Siber suç işleyen kişiler, Telegram ve diğer hizmetlerin sunduğu gizlilik avantajını kendi yararlarına kullanıyor. Yakalanmaktan kaçınmak için kullanılan özel ağlar (VPN) ve diğer araçlar sayesinde Telegram’ı kötü amaçlarla kullananların izini sürmek neredeyse imkansız. Cihazların ele geçirilmesi durumunda (zaman zaman büyük operasyonlarla) bile mesajların yok olma özelliği ve diğer bilinen teknikler sayesinde cihazlarda yeterli veya elle tutulur herhangi bir kanıt bulunamayabiliyor. Polis, dijital suçlara ayrılan daha fazla kaynak ile çevrim içi suçları araştırmak ve daha iyi taktikler kullanmak konusunda giderek daha iyi hale geliyor. 

Bu konuda Telegram’ı ve gevşek içerik denetimi suçlanabilir. Ancak, kullanıcıları ve kullanım amaçlarını sıkı bir şekilde izlemeden yasa dışı içerikleri filtrelemek çok zor. Daha iyi siber güvenlik için mesajların şifrelenmesi ve gizliliğimizin korunması gerekiyor. Telegram, sosyal medya etiketlerinde aranması muhtemel olmayan bazı anahtar kelimeleri filtreleyebilir ve de filtrelemiştir. Ancak suç örgütleri, ürünlerinin ve hizmetlerinin aranabilir olmasını sağlamak üzere yeni kelimeler bularak bunun üstesinden gelebiliyor.  Maalesef bu konuda bir pazar olduğu sürece her zaman yeni bir yol bulacaklardır.
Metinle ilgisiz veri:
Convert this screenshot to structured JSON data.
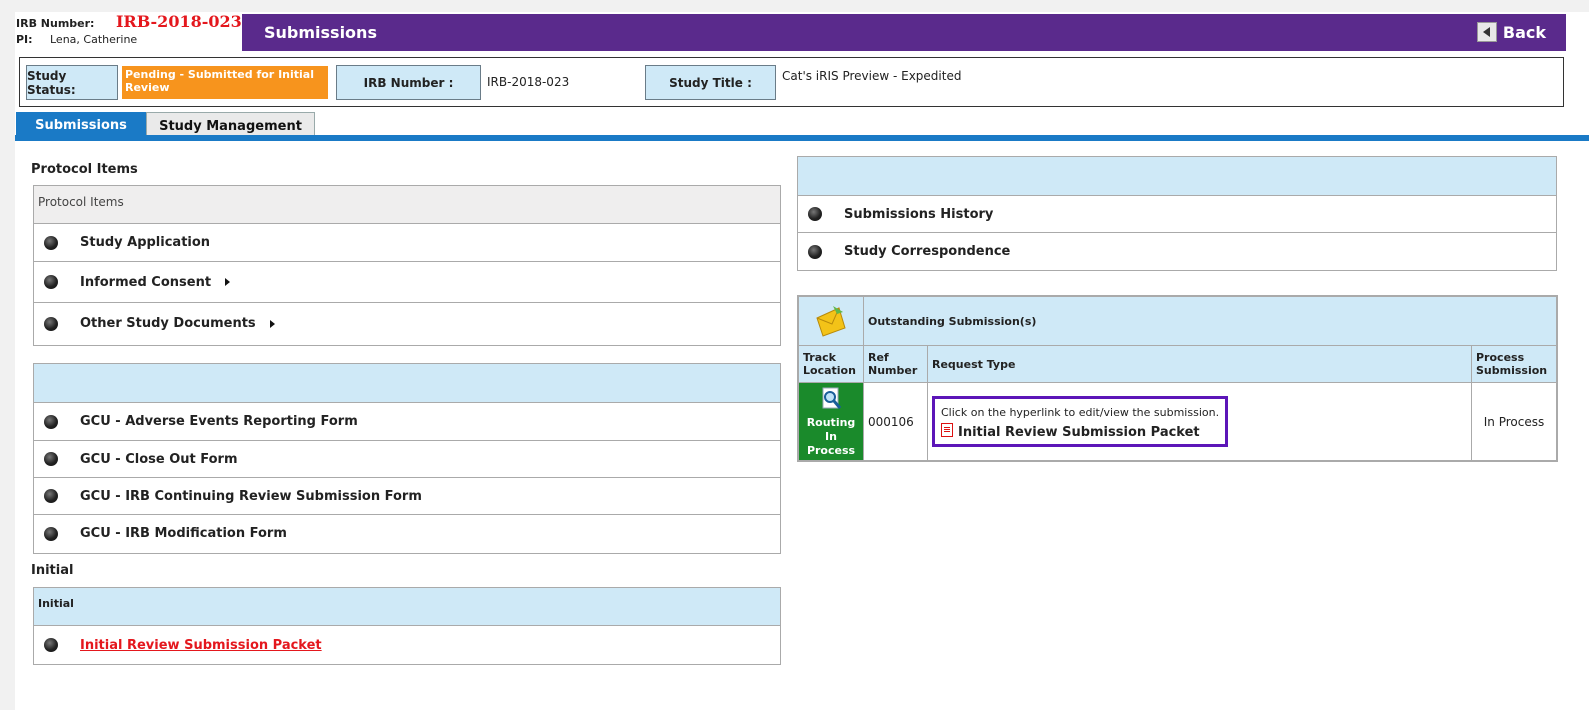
{
  "header": {
    "irb_label": "IRB Number:",
    "irb_value": "IRB-2018-023",
    "pi_label": "PI:",
    "pi_value": "Lena, Catherine",
    "title": "Submissions",
    "back_label": "Back"
  },
  "status": {
    "study_status_label": "Study Status:",
    "study_status_value": "Pending - Submitted for Initial Review",
    "irb_label": "IRB Number :",
    "irb_value": "IRB-2018-023",
    "title_label": "Study Title :",
    "title_value": "Cat's iRIS Preview - Expedited"
  },
  "tabs": [
    {
      "label": "Submissions",
      "active": true
    },
    {
      "label": "Study Management",
      "active": false
    }
  ],
  "protocol": {
    "section_title": "Protocol Items",
    "panel_header": "Protocol Items",
    "items": [
      {
        "label": "Study Application"
      },
      {
        "label": "Informed Consent"
      },
      {
        "label": "Other Study Documents"
      }
    ]
  },
  "forms": {
    "items": [
      {
        "label": "GCU - Adverse Events Reporting Form"
      },
      {
        "label": "GCU - Close Out Form"
      },
      {
        "label": "GCU - IRB Continuing Review Submission Form"
      },
      {
        "label": "GCU - IRB Modification Form"
      }
    ]
  },
  "initial": {
    "section_title": "Initial",
    "panel_header": "Initial",
    "link": "Initial Review Submission Packet"
  },
  "history": {
    "items": [
      {
        "label": "Submissions History"
      },
      {
        "label": "Study Correspondence"
      }
    ]
  },
  "outstanding": {
    "title": "Outstanding Submission(s)",
    "columns": [
      "Track Location",
      "Ref Number",
      "Request Type",
      "Process Submission"
    ],
    "row": {
      "track": "Routing In Process",
      "ref": "000106",
      "hint": "Click on the hyperlink to edit/view the submission.",
      "link": "Initial Review Submission Packet",
      "process": "In Process"
    }
  },
  "colors": {
    "purple": "#5a2a8c",
    "tab_blue": "#1a7ac6",
    "light_blue": "#cfe9f7",
    "pending_orange": "#f7941d",
    "irb_red": "#e4171d",
    "routing_green": "#1a8a2b"
  }
}
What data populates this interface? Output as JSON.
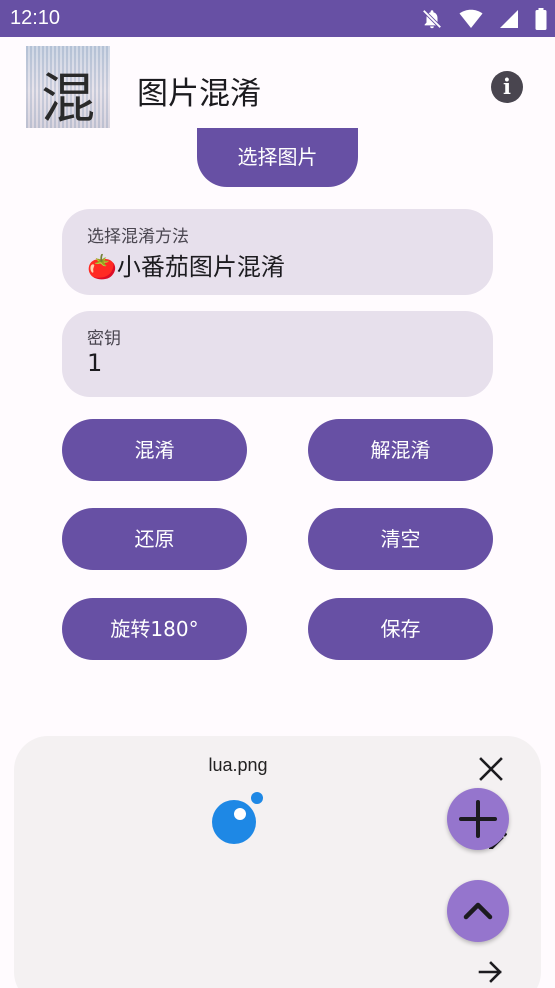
{
  "status_bar": {
    "time": "12:10",
    "icons": [
      "notifications-off-icon",
      "wifi-icon",
      "cellular-signal-icon",
      "battery-icon"
    ]
  },
  "app_bar": {
    "logo_char": "混",
    "title": "图片混淆",
    "info_icon": "info-icon"
  },
  "actions": {
    "pick_image": "选择图片",
    "obfuscate": "混淆",
    "deobfuscate": "解混淆",
    "restore": "还原",
    "clear": "清空",
    "rotate": "旋转180°",
    "save": "保存"
  },
  "method_field": {
    "label": "选择混淆方法",
    "value": "🍅小番茄图片混淆"
  },
  "key_field": {
    "label": "密钥",
    "value": "1"
  },
  "floating_panel": {
    "filename": "lua.png",
    "icons": [
      "lua-logo-icon",
      "close-icon",
      "edit-icon",
      "add-icon",
      "chevron-up-icon",
      "arrow-right-icon"
    ]
  },
  "colors": {
    "primary": "#6750a4",
    "surface": "#fffbfe",
    "field_background": "#e7e0ec",
    "panel_background": "#f4f1f2",
    "fab_background": "#9575cd",
    "lua_blue": "#1e88e5"
  }
}
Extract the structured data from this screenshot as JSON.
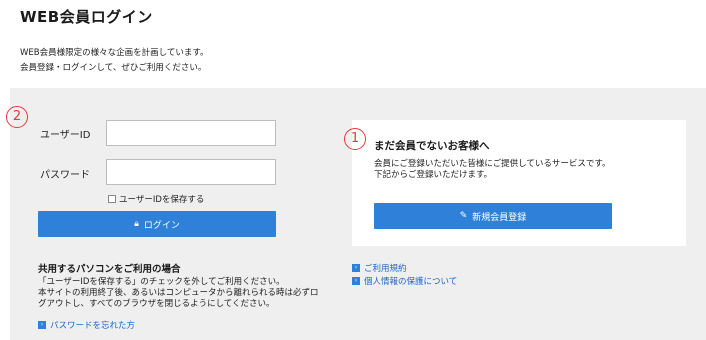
{
  "header": {
    "title": "WEB会員ログイン",
    "intro_line1": "WEB会員様限定の様々な企画を計画しています。",
    "intro_line2": "会員登録・ログインして、ぜひご利用ください。"
  },
  "login": {
    "badge": "2",
    "userid_label": "ユーザーID",
    "userid_value": "",
    "password_label": "パスワード",
    "password_value": "",
    "remember_label": "ユーザーIDを保存する",
    "login_icon": "lock-icon",
    "login_button": "ログイン",
    "shared_pc_heading": "共用するパソコンをご利用の場合",
    "shared_pc_note_line1": "「ユーザーIDを保存する」のチェックを外してご利用ください。",
    "shared_pc_note_line2": "本サイトの利用終了後、あるいはコンピュータから離れられる時は必ずロ",
    "shared_pc_note_line3": "グアウトし、すべてのブラウザを閉じるようにしてください。",
    "forgot_password_link": "パスワードを忘れた方"
  },
  "register": {
    "badge": "1",
    "title": "まだ会員でないお客様へ",
    "text_line1": "会員にご登録いただいた皆様にご提供しているサービスです。",
    "text_line2": "下記からご登録いただけます。",
    "register_icon": "edit-icon",
    "register_button": "新規会員登録",
    "terms_link": "ご利用規約",
    "privacy_link": "個人情報の保護について"
  },
  "colors": {
    "accent": "#2e80d8",
    "badge": "#e8383d",
    "panel_bg": "#efefef",
    "link": "#1a66c8"
  }
}
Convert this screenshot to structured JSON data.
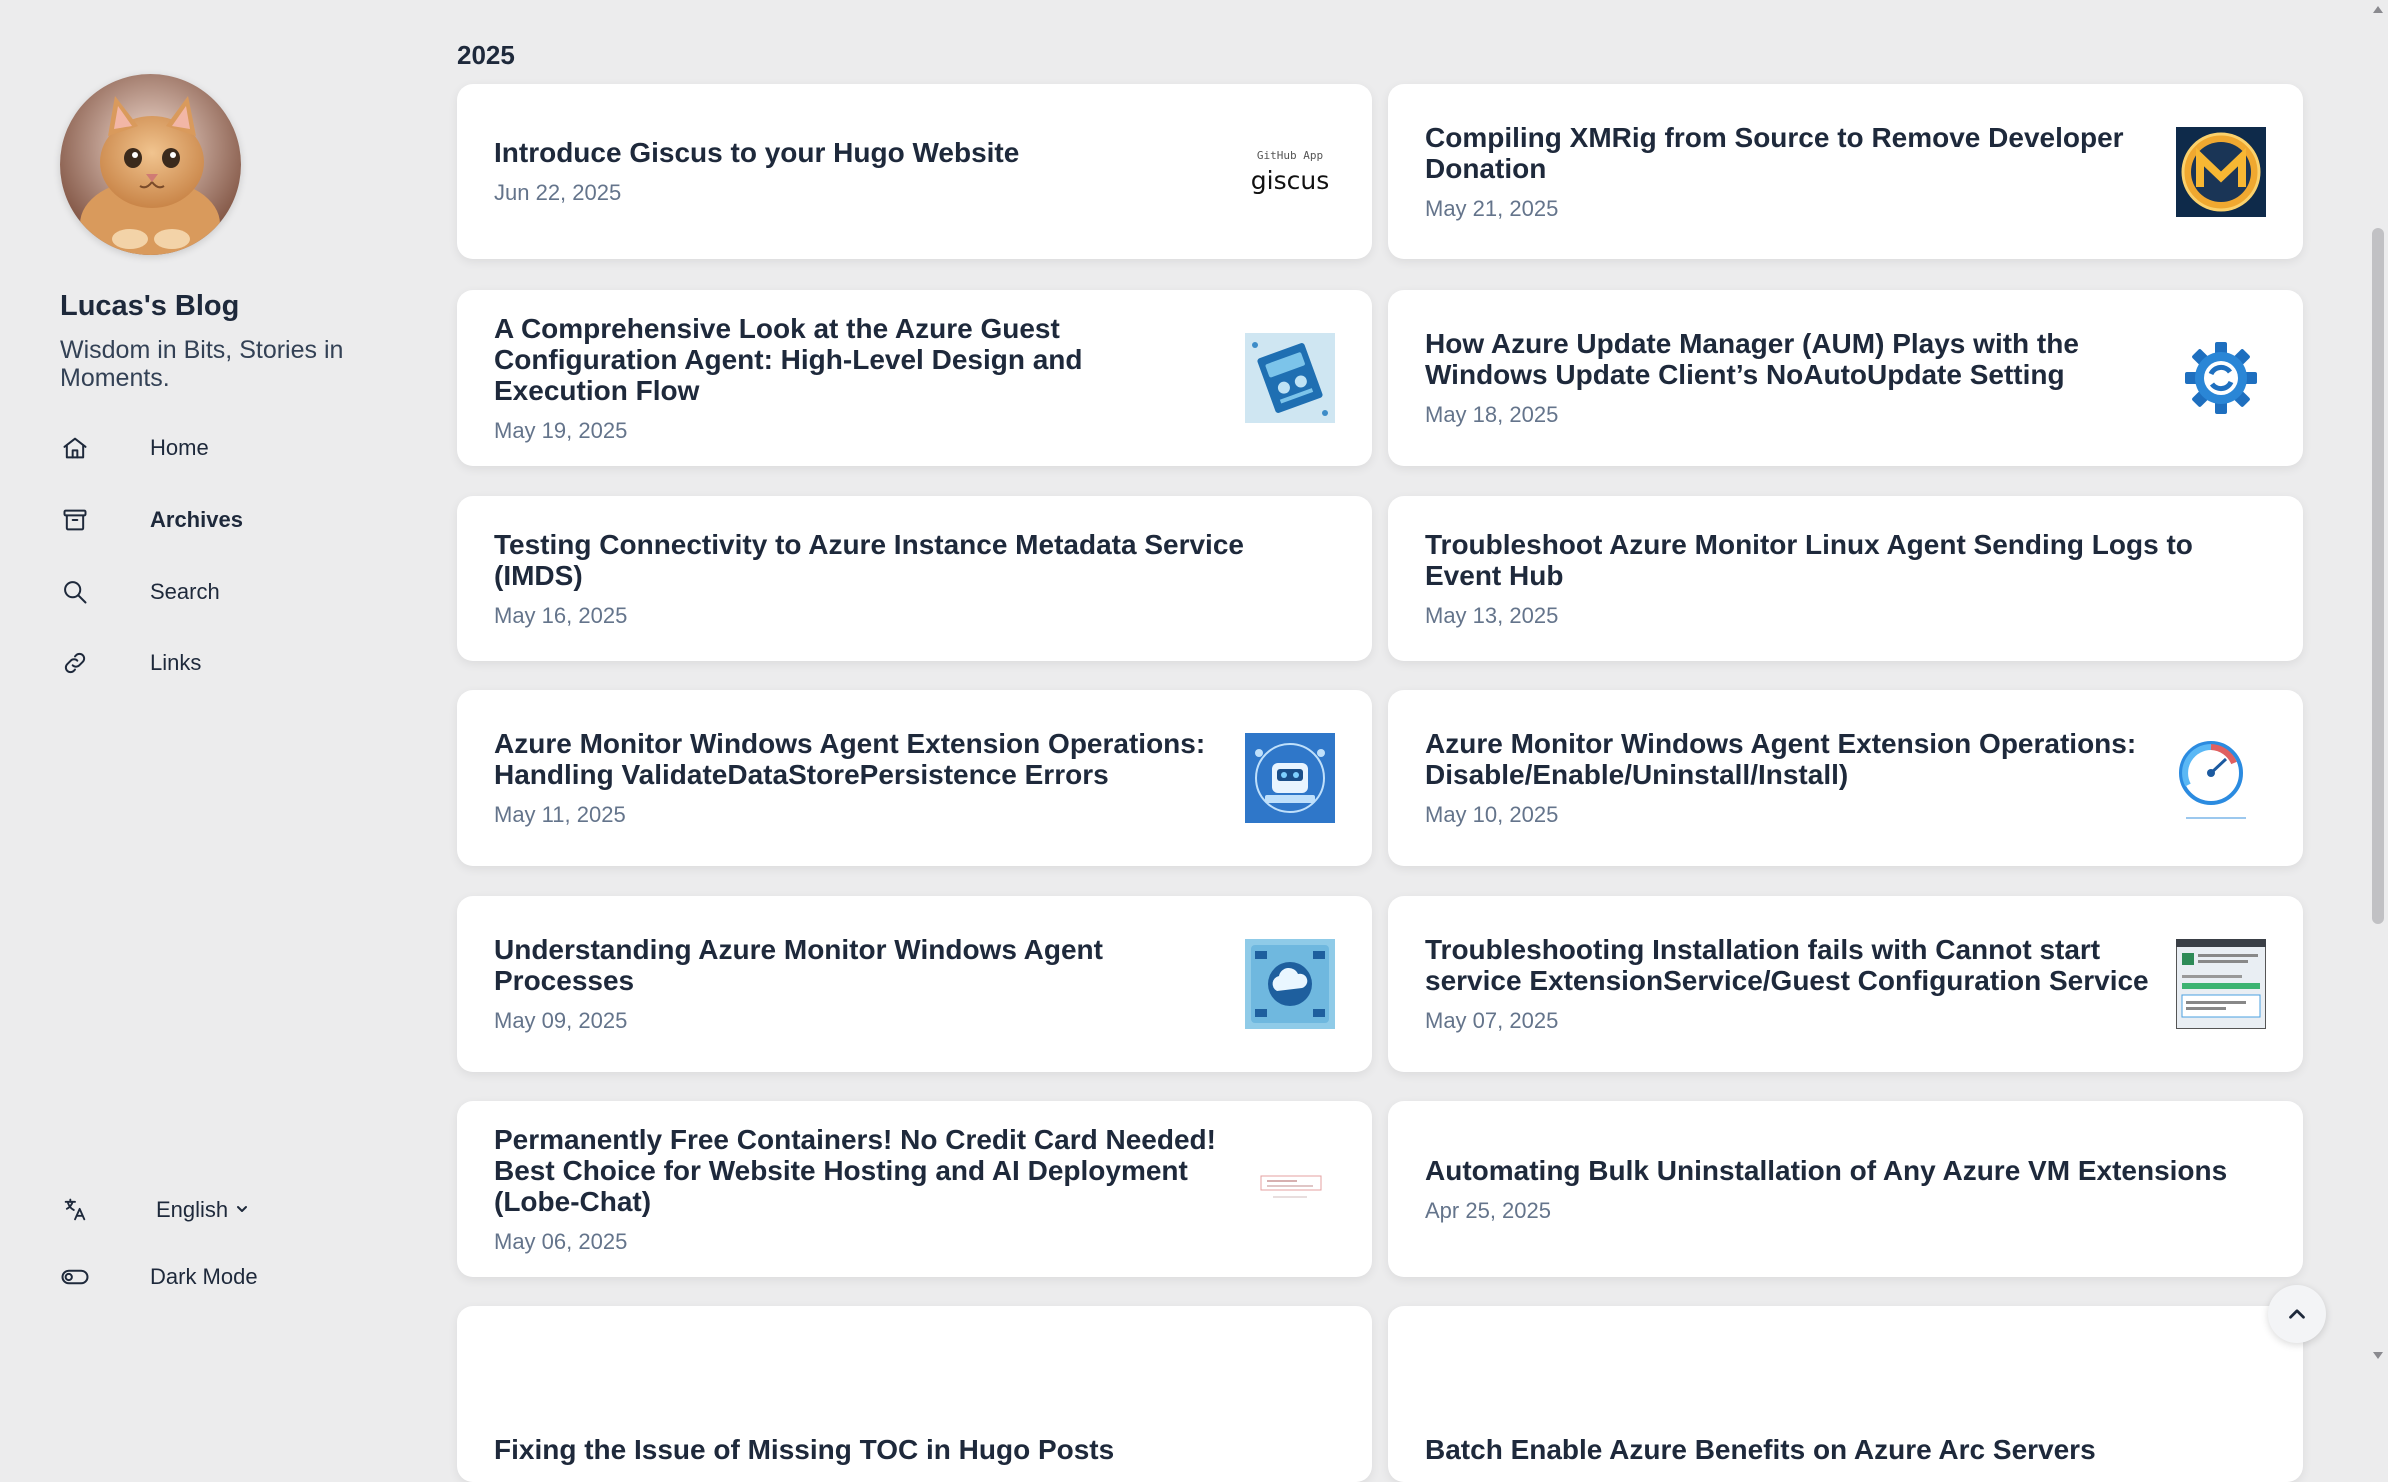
{
  "site": {
    "title": "Lucas's Blog",
    "description": "Wisdom in Bits, Stories in Moments."
  },
  "nav": {
    "items": [
      {
        "label": "Home",
        "icon": "home-icon"
      },
      {
        "label": "Archives",
        "icon": "archive-icon",
        "active": true
      },
      {
        "label": "Search",
        "icon": "search-icon"
      },
      {
        "label": "Links",
        "icon": "link-icon"
      }
    ]
  },
  "footer": {
    "language": "English",
    "dark_mode": "Dark Mode"
  },
  "archive": {
    "year": "2025",
    "posts": [
      {
        "title": "Introduce Giscus to your Hugo Website",
        "date": "Jun 22, 2025",
        "thumb": "giscus",
        "thumb_line1": "GitHub App",
        "thumb_line2": "giscus"
      },
      {
        "title": "Compiling XMRig from Source to Remove Developer Donation",
        "date": "May 21, 2025",
        "thumb": "monero"
      },
      {
        "title": "A Comprehensive Look at the Azure Guest Configuration Agent: High-Level Design and Execution Flow",
        "date": "May 19, 2025",
        "thumb": "book"
      },
      {
        "title": "How Azure Update Manager (AUM) Plays with the Windows Update Client’s NoAutoUpdate Setting",
        "date": "May 18, 2025",
        "thumb": "update"
      },
      {
        "title": "Testing Connectivity to Azure Instance Metadata Service (IMDS)",
        "date": "May 16, 2025",
        "thumb": "none"
      },
      {
        "title": "Troubleshoot Azure Monitor Linux Agent Sending Logs to Event Hub",
        "date": "May 13, 2025",
        "thumb": "none"
      },
      {
        "title": "Azure Monitor Windows Agent Extension Operations: Handling ValidateDataStorePersistence Errors",
        "date": "May 11, 2025",
        "thumb": "robot"
      },
      {
        "title": "Azure Monitor Windows Agent Extension Operations: Disable/Enable/Uninstall/Install)",
        "date": "May 10, 2025",
        "thumb": "gauge"
      },
      {
        "title": "Understanding Azure Monitor Windows Agent Processes",
        "date": "May 09, 2025",
        "thumb": "cloud"
      },
      {
        "title": "Troubleshooting Installation fails with Cannot start service ExtensionService/Guest Configuration Service",
        "date": "May 07, 2025",
        "thumb": "installer"
      },
      {
        "title": "Permanently Free Containers! No Credit Card Needed! Best Choice for Website Hosting and AI Deployment (Lobe-Chat)",
        "date": "May 06, 2025",
        "thumb": "screenshot"
      },
      {
        "title": "Automating Bulk Uninstallation of Any Azure VM Extensions",
        "date": "Apr 25, 2025",
        "thumb": "none"
      },
      {
        "title": "Fixing the Issue of Missing TOC in Hugo Posts",
        "date": "",
        "thumb": "none"
      },
      {
        "title": "Batch Enable Azure Benefits on Azure Arc Servers",
        "date": "",
        "thumb": "none"
      }
    ]
  },
  "colors": {
    "background": "#ececed",
    "card": "#ffffff",
    "text": "#1e293b",
    "muted": "#64748b"
  }
}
Telegram ve benzer diğer sosyal medya hizmetleri, karaborsaya yardımcı olan daha ‘renkli’ yollarla kullanılmaya devam edecektir. Kanıtların izlerini bile silmeye imkan tanıyan yazılımlar ve tekniklerin yaygınlaşmasıyla bu duruma çözüm bulunması ihtimalini yavaş yavaş kaybediyoruz. Gizlilik sunan Kanallar, gölgelerde kalmak isteyenlerin her zaman favorisi olacaktır. Dolayısıyla herkesin bu sorunun farkında olması oldukça önemli.